Here's how they use it for invoice reconciliation:
By providing clean, structured, and instantly available "goods received" data, automated Delivery Note extraction empowers Finance and Accounting Departments to transform their invoice reconciliation process, ensuring accuracy, efficiency, and tighter financial control.
Automating data extraction from Delivery Notes presents several common challenges, largely stemming from their diverse formats, varying data quality, and the critical need for inventory accuracy. These challenges highlight key pain points in manual processing.
Common challenges and associated manual processing pain points:
Addressing these challenges requires a strategic approach, focusing on choosing an AI automation platform like Nanonets that offers strong IDP capabilities, flexible integration, adaptive learning, and robust security/support for logistics document processing.
Intelligent Document Processing (IDP) solutions overcome the key challenges of highly variable layouts, poor scan quality, handwriting, and complex line items on Delivery Notes by leveraging a sophisticated blend of AI technologies, going far beyond basic OCR or rigid templates.
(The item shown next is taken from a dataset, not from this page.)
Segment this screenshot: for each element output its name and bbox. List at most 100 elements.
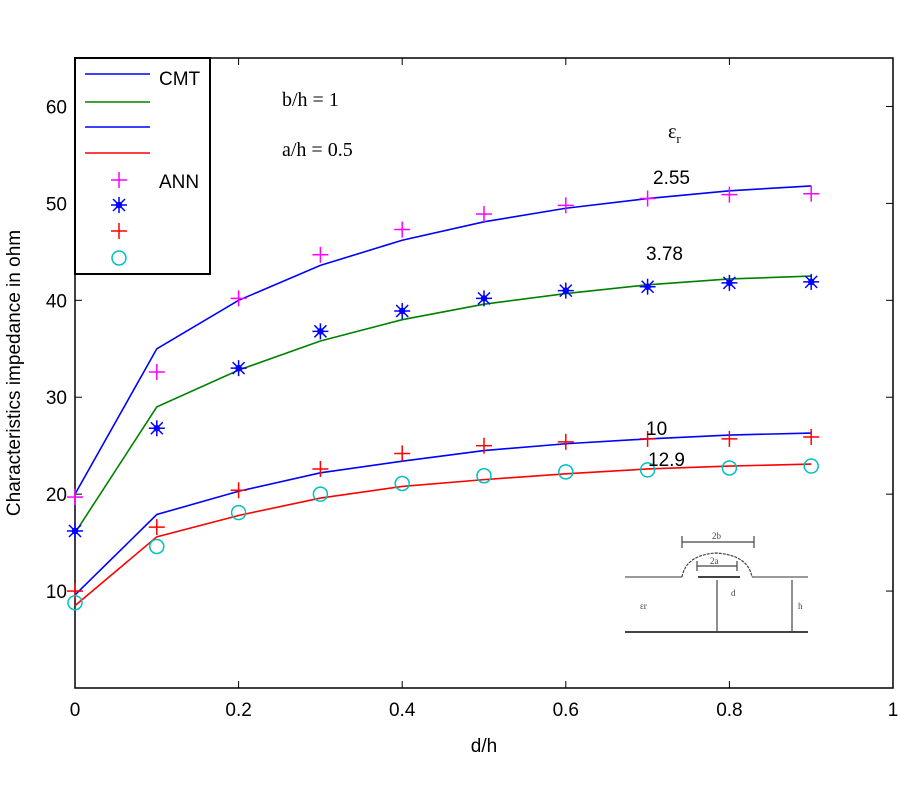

Here's how they address each challenge:
By intelligently combining these AI capabilities, IDP solutions transform challenging Delivery Notes into clean, structured, and actionable data, vastly improving efficiency and accuracy in logistics.
Continuing manual Delivery Note processing poses several significant strategic risks to businesses, extending far beyond simple inefficiency. These risks can lead to financial losses, operational bottlenecks, compliance failures, and damage to customer relationships.
Key strategic risks include:
By continuing manual Delivery Note processing, businesses implicitly accept these significant strategic risks, hindering their competitiveness and operational resilience in a dynamic supply chain environment.